5.   CREDIT FACILITY

     On March 31, 1997, the Company obtained a credit facility from a bank in
     the amount of $10.0 million. Interest on any borrowings under the facility
     will accrue at an annual rate not to exceed 0.75% above the London
     Interbank Offered Rate. The Company will not pay a fee for this facility,
     but in the event of any borrowings, an origination fee of 1% will be due on
     the amounts borrowed from time to time thereunder.

                                       7
<PAGE>
 
                            STRAYER EDUCATION, INC.
             NOTES TO CONDENSED CONSOLIDATED FINANCIAL STATEMENTS
            INFORMATION AS OF MARCH 31, 1996 AND 1997 IS UNAUDITED.



6.   SUBSEQUENT EVENTS

     The Company's Board of Directors declared a dividend of $.0625 per share to
     shareholders of record as of April 4, 1997.

     In addition, the Company successfully completed a public offering of
     1,322,500 shares of common stock in April 1997, of which, 772,500 shares of
     common stock were sold by the Company and 550,000 shares of common stock
     were sold by certain stockholders of the Company.

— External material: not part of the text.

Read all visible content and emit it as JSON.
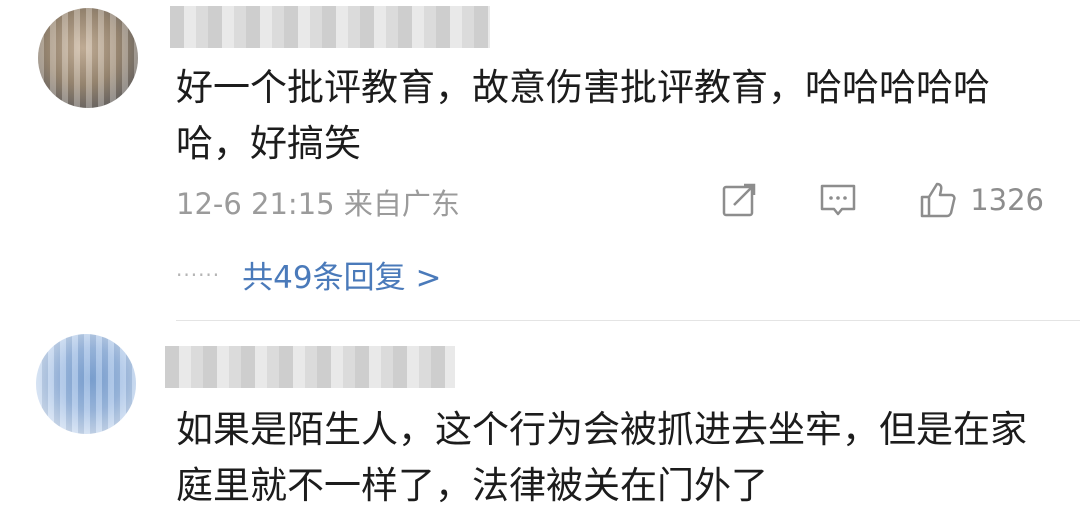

The Company received net
     proceeds from this offering of approximately $15.0 million.

                                       8
<PAGE>
 
          ITEM 2:  MANAGEMENTS'S DISCUSSION AND ANALYSIS OF FINANCIAL
                      CONDITION AND RESULTS OF OPERATIONS

     Certain of the statements included in this "Management's Discussion and
     Analysis of Financial Condition and Results of Operations" as well as
     elsewhere in this report on Form 10-Q are forward-looking statements. These
     statements involve risks and uncertainties that could cause the actual
     results to differ materially from those expressed in or implied by such
     statements.


THREE MONTHS ENDED MARCH 31, 1997 COMPARED TO THREE MONTHS ENDED MARCH 31, 1996

     Revenues. Tuition revenue increased 14.6% from $11.6 million in the first
quarter of 1996 to $13.3 million in the first quarter of 1997, principally due
to a 10% increase in the number of credits taken by students and a 5% tuition
increase effective for 1997. Fees and other revenue increased 18.3% from
$431,000 in the 1996 quarter to $510,000 in the 1997 quarter, principally as a
result of the increase in the number of students in the 1997 quarter and
increased revenue from ELP's operations.

     Instruction and educational support expenses. Instruction and educational
support expenses remained essentially unchanged from the first quarter of 1996
to the first quarter of 1997. A salary increase of 5% effective January 1, 1997
was offset by savings in rent expense. Rent expense decreased in 1997 from 1996
due to the purchase in October 1996 of the Loudoun Campus facilities and the
restructuring of five of the College's leases in May 1996.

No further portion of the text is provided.